I also called him the "shed monster" because it seemed no matter how much brushing I did he could always manage to coat anything that he touched with hair.
So many little strange habits he had .. he liked it when I would pick him up and cradle him like a baby. He would wrap his paws around my wrist to bring my hand down to tickle his cheeks. He also liked it when I would pat him on the bottom like you would burp a kid. He'd purr the whole time. He even purred at the vet , well as long as I was in the room, they had to have me leave to hear his heart and breathing because he would not stop purring around me.
He drooled. I always knew he was super happy when the waterworks would come on. He would drool and knead my side with his paws. (leading to me keeping them trimmed short ) If I didn't stop him he would soak a shirt.
As he got older he decided he didn't like children. He knew he'd get a scolding for for acting out so he would tolerate a couple of pets before he would tuck his tail , grumble a bit and insist that I put him in a place where he could rest unmolested.

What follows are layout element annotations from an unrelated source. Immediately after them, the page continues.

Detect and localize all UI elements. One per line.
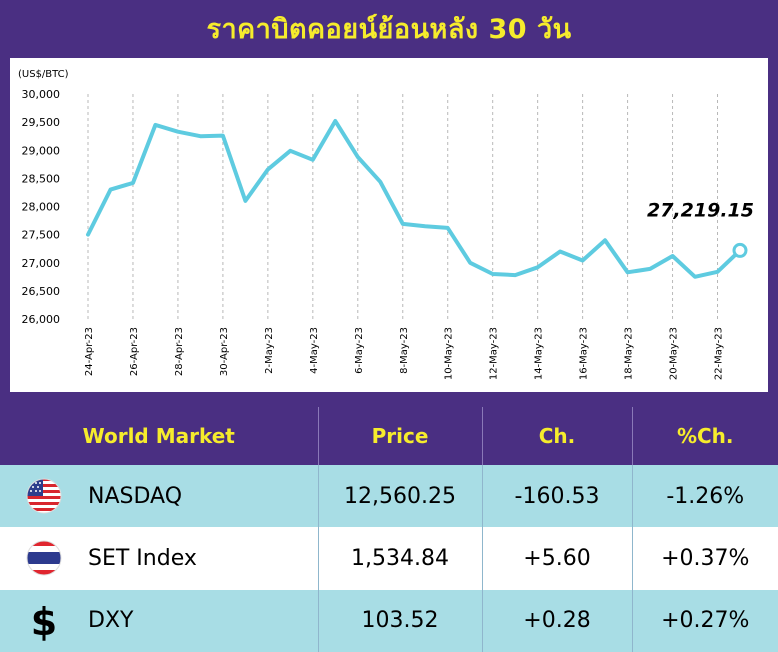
- y-tick-label: 27,500: [22, 229, 61, 242]
- market-name: SET Index: [88, 545, 197, 571]
- y-axis-unit-label: (US$/BTC): [18, 69, 69, 80]
- us-flag-icon: [0, 478, 88, 514]
- header-percent-change: %Ch.: [632, 407, 778, 465]
- percent-change-value: +0.27%: [632, 589, 778, 652]
- price-value: 1,534.84: [318, 527, 483, 590]
- y-tick-label: 26,500: [22, 285, 61, 298]
- y-tick-label: 28,000: [22, 201, 61, 214]
- dollar-icon: $: [0, 601, 88, 641]
- market-name-cell: SET Index: [0, 527, 319, 590]
- y-tick-label: 29,500: [22, 116, 61, 129]
- x-tick-label: 22-May-23: [714, 327, 725, 380]
- x-tick-label: 26-Apr-23: [129, 327, 140, 376]
- market-name-cell: NASDAQ: [0, 465, 319, 528]
- x-tick-label: 30-Apr-23: [219, 327, 230, 376]
- x-tick-label: 28-Apr-23: [174, 327, 185, 376]
- x-tick-label: 4-May-23: [309, 327, 320, 374]
- table-row: $ DXY 103.52 +0.28 +0.27%: [0, 589, 778, 652]
- x-tick-label: 20-May-23: [669, 327, 680, 380]
- x-tick-label: 8-May-23: [399, 327, 410, 374]
- y-tick-label: 27,000: [22, 257, 61, 270]
- table-row: NASDAQ 12,560.25 -160.53 -1.26%: [0, 465, 778, 528]
- price-value: 12,560.25: [318, 465, 483, 528]
- x-tick-label: 24-Apr-23: [84, 327, 95, 376]
- last-value-label: 27,219.15: [647, 199, 754, 221]
- x-tick-label: 10-May-23: [444, 327, 455, 380]
- price-value: 103.52: [318, 589, 483, 652]
- header-change: Ch.: [482, 407, 633, 465]
- x-tick-label: 16-May-23: [579, 327, 590, 380]
- chart-title: ราคาบิตคอยน์ย้อนหลัง 30 วัน: [206, 14, 572, 45]
- header-price: Price: [318, 407, 483, 465]
- percent-change-value: -1.26%: [632, 465, 778, 528]
- market-name-cell: $ DXY: [0, 589, 319, 652]
- x-tick-label: 12-May-23: [489, 327, 500, 380]
- x-tick-label: 6-May-23: [354, 327, 365, 374]
- price-line-chart: (US$/BTC) 26,000 26,500 27,000 27,500 28,000 2…: [18, 69, 754, 380]
- table-header-row: World Market Price Ch. %Ch.: [0, 407, 778, 465]
- y-tick-label: 29,000: [22, 144, 61, 157]
- percent-change-value: +0.37%: [632, 527, 778, 590]
- y-tick-label: 30,000: [22, 88, 61, 101]
- market-name: NASDAQ: [88, 483, 183, 509]
- header-world-market: World Market: [0, 407, 319, 465]
- change-value: +0.28: [482, 589, 633, 652]
- table-row: SET Index 1,534.84 +5.60 +0.37%: [0, 527, 778, 590]
- divider: [0, 397, 778, 407]
- change-value: +5.60: [482, 527, 633, 590]
- price-series-line: [86, 119, 742, 279]
- thai-flag-icon: [0, 540, 88, 576]
- last-point-marker: [732, 242, 748, 258]
- chart-panel: (US$/BTC) 26,000 26,500 27,000 27,500 28,000 2…: [10, 58, 768, 392]
- x-tick-label: 2-May-23: [264, 327, 275, 374]
- x-tick-label: 18-May-23: [624, 327, 635, 380]
- y-tick-label: 28,500: [22, 172, 61, 185]
- x-tick-label: 14-May-23: [534, 327, 545, 380]
- change-value: -160.53: [482, 465, 633, 528]
- world-market-table: World Market Price Ch. %Ch.: [0, 407, 778, 652]
- y-tick-label: 26,000: [22, 313, 61, 326]
- svg-text:$: $: [31, 601, 57, 641]
- market-name: DXY: [88, 608, 134, 634]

When I got divorced I had to leave him behind with my ex for the year I was in my apartment. I cried, but I always planned on it being a short separation. I got lucky in finding my house when I did because my ex decided he was tired of keeping cats and called me to come get them else he was turning them outdoors. My dad and I came to pick him up and when I introduced him to his new "sister" B. C. the meeting went really well.  They settled in together and we had a happy six years in this house.
He was my companion, my guardian, he sat with me through the tears at losing my grandfather, working through the aftermath of losing my friend Keith, the joy of making new friends and a new life . He seemed to know when to come sit beside me or on me.
So when I discovered the tumor on his neck, it was a shock. I had always pictured him ending his life peacefully drifting off to sleep not waking up like my other pets. I scheduled him in with the vet to confirm what I feared. I had spent this last week keeping him comfortable and he was happy eating and playing and cuddling with me. Thursday morning he was not acting right and I had decided that I was going to make an appointment with the vet for Saturday, that the month she gave him wasn't going to happen.
When I picked him up to cuddle him he felt light, like he was pulling into himself, his limbs were feeling heavy. I took him outside in the grass and we sat feeling the first rays of the sun. The tumor had taken his voice but by God my little "purr monster" was still trying to purr.
I felt silly, but I told him that when I got home from work I would take him back out into the yard so he could lay in the grass again. In my heart though I was feeling that he was getting ready to go. I wasn't sure he would make it until I got home.
I put him in his favorite cat bed out in the garage close to the litter box and the food. He wasn't wanting to walk very far without effort so I let him pick his spot.
Ralph was a good cat, and we had a great time together. There certainly won't be another like him.